I’m mainly saying this to myself because I need to put this into practice more than most people. I’ve scowled at plenty of TSA agents and muttered “your job sucks” as they search my bag and throw away my fruit salad. As if they don’t know their job sucks! Sometimes I’m convinced that every other person in the world is just an annoying obstacle in my way. Embodying the one-ness is hard work, but it’s good work and it’s much less exhausting than convincing myself I’m a victim and constantly being on the defense.

There is no point in being a victim. If I’m being honest here, my life is pretty damn great. I’m an extremely lucky person that’s had a privileged life and good things happen to me all the time. Compared to most other people in this world, I don’t have a claim to victimhood at all and neither do my angry Facebook friends, as far as I can tell.

I think humanity is undergoing a big spiritual change right now. Expressions of ego are changing, they are becoming larger and uglier and we move into late-stage individualism. Social media provides a platform for an exaggerated and grandiose expression of ego that is separate from our physical bodies and can therefore be artfully designed and magnified. This is the first time in history that the ego has been given such a powerful tool.
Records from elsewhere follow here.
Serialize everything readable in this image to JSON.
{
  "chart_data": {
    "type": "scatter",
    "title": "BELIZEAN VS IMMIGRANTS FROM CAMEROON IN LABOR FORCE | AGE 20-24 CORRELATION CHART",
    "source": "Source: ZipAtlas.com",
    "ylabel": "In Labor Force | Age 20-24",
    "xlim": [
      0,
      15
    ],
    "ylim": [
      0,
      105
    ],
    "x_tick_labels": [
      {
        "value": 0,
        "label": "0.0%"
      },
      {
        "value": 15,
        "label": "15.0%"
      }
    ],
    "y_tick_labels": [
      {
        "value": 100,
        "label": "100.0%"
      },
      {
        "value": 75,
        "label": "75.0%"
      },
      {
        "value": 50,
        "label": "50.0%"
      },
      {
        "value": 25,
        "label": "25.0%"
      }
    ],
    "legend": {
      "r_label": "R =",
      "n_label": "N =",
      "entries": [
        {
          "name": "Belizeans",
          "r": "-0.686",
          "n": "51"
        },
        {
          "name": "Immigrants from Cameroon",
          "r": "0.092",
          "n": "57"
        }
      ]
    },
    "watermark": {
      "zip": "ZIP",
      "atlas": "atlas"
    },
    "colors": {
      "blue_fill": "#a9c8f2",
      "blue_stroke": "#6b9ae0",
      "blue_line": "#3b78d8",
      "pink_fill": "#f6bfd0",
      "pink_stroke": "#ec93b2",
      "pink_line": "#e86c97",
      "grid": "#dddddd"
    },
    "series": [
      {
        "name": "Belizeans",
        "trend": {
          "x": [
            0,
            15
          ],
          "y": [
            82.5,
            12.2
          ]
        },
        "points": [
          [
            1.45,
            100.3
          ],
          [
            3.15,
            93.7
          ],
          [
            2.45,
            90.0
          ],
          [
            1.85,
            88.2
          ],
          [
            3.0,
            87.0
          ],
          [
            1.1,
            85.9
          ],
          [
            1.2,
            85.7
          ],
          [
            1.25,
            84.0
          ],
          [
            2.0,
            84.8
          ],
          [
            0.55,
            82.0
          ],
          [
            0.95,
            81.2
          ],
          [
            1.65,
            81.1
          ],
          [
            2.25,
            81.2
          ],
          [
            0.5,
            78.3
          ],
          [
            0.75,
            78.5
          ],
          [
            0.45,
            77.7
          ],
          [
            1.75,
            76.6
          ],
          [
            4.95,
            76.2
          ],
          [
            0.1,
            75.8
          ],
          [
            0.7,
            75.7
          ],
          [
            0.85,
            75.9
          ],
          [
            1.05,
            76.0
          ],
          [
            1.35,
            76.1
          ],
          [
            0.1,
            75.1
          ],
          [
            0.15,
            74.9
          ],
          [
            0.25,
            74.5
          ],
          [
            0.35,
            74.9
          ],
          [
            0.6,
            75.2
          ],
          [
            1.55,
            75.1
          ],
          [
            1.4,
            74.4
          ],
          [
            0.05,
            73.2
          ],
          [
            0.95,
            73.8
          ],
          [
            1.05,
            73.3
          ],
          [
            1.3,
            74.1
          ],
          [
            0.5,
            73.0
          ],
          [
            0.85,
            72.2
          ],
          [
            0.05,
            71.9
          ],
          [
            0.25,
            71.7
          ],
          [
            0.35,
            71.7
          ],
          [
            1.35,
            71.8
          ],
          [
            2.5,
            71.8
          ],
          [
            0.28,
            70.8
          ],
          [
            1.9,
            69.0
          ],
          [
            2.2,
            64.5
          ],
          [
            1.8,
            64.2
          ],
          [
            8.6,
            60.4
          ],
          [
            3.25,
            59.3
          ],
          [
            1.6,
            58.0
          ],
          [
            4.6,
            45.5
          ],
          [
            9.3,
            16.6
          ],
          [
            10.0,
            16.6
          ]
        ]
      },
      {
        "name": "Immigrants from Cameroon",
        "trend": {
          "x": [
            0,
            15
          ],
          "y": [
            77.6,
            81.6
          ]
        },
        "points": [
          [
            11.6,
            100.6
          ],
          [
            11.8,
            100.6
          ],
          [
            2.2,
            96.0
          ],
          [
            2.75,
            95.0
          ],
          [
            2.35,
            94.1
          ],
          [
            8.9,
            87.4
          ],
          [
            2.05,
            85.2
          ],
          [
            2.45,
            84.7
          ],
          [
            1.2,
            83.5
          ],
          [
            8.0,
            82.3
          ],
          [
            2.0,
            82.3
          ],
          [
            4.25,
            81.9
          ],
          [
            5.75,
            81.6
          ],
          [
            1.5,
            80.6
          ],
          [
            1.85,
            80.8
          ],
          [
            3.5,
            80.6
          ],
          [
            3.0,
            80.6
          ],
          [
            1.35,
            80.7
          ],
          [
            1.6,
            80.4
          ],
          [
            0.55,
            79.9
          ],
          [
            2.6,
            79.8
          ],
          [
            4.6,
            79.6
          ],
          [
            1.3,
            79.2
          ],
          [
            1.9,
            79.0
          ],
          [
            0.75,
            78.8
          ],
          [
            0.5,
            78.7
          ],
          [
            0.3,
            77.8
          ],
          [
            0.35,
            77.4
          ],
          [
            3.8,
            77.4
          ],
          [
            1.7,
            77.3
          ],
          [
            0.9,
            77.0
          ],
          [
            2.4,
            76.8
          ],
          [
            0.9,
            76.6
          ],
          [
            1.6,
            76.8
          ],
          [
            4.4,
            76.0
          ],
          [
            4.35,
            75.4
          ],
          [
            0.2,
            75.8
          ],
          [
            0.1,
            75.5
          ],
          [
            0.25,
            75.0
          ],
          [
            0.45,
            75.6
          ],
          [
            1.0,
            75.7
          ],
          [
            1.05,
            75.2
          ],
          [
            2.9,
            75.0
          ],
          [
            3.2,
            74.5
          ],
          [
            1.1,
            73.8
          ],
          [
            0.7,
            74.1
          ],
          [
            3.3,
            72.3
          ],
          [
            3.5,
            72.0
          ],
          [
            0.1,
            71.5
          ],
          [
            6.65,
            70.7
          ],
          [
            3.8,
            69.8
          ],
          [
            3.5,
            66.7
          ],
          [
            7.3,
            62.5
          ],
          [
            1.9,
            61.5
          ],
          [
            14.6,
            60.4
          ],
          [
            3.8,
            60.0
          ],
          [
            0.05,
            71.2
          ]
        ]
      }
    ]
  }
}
Our vanity and selfishness has been able to grow to a completely unprecedented size.

I think this is a good thing. The ego has always been a problem but never before has it been so demonstrative. Social media makes egotism and self-obsession much easier to diagnose, which is the first step to a cure.

Perhaps as humans merge with technology more and more, the digital world will be the sole container for all egotism and it will be something we are able to compartmentalize, power off, and disconnect from entirely. Without a mechanism for expression of the ego, it will disappear completely and leave us with nothing but connectedness.
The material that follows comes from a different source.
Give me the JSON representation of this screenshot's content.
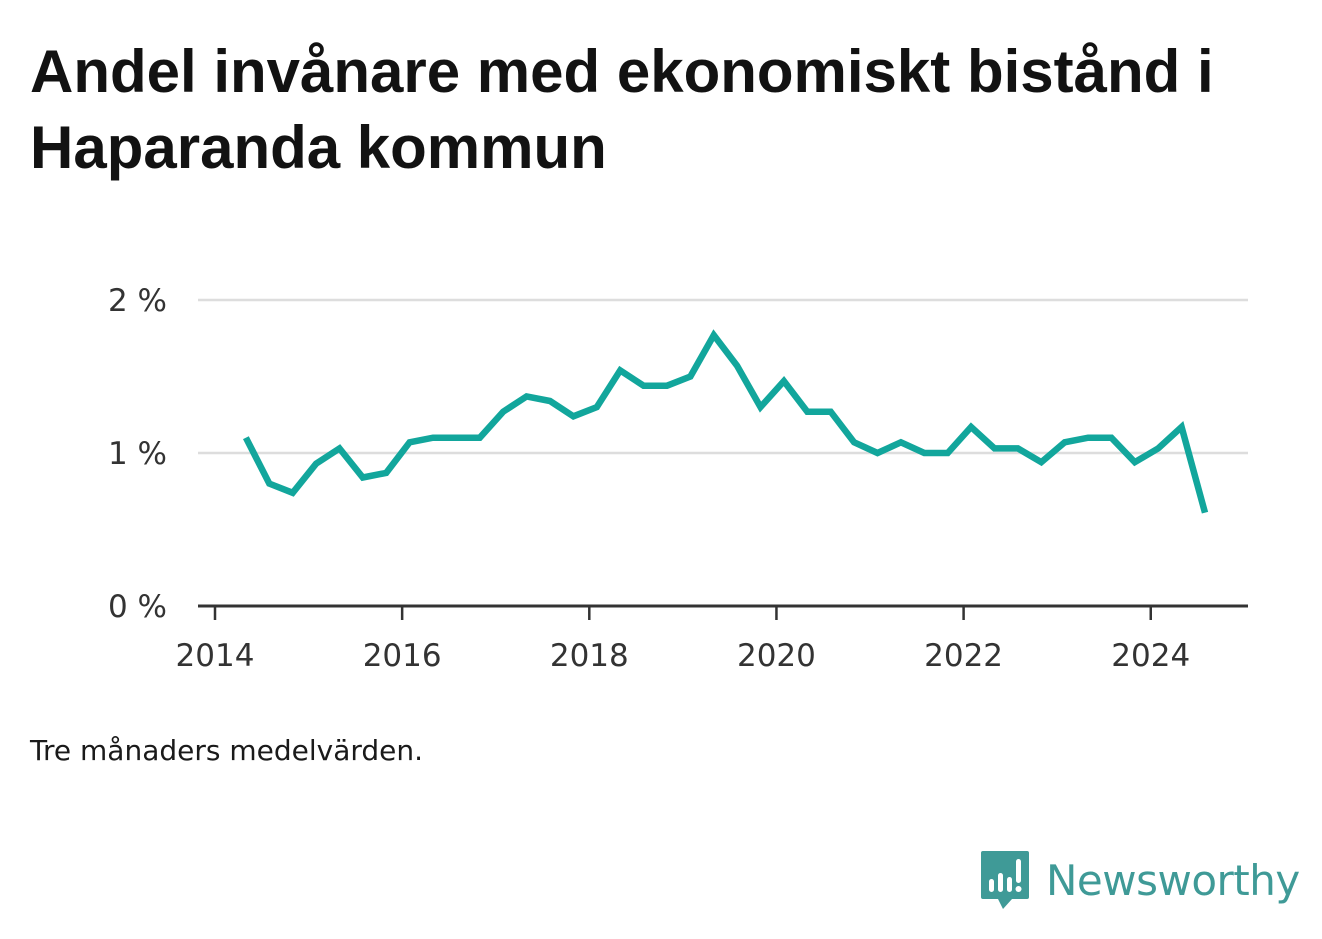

* Whatever that word means to you. There is a ton of baggage around the “God” word and I used to avoid using it at all costs, even when I talked to myself. Even when I was praying, I would say things like, “please universe…let this plane land safely” or whatever request I was making back when I thought that the point of divinity was to dole out favors to me as long as I promised to be good. I’ve come to a place where I’m comfortable using the God-word without evoking a childish image that was instilled into me in Christian day camp of some bearded man in the sky. I now understand that God is much vaster and all-encompassing then Christianity seems to think.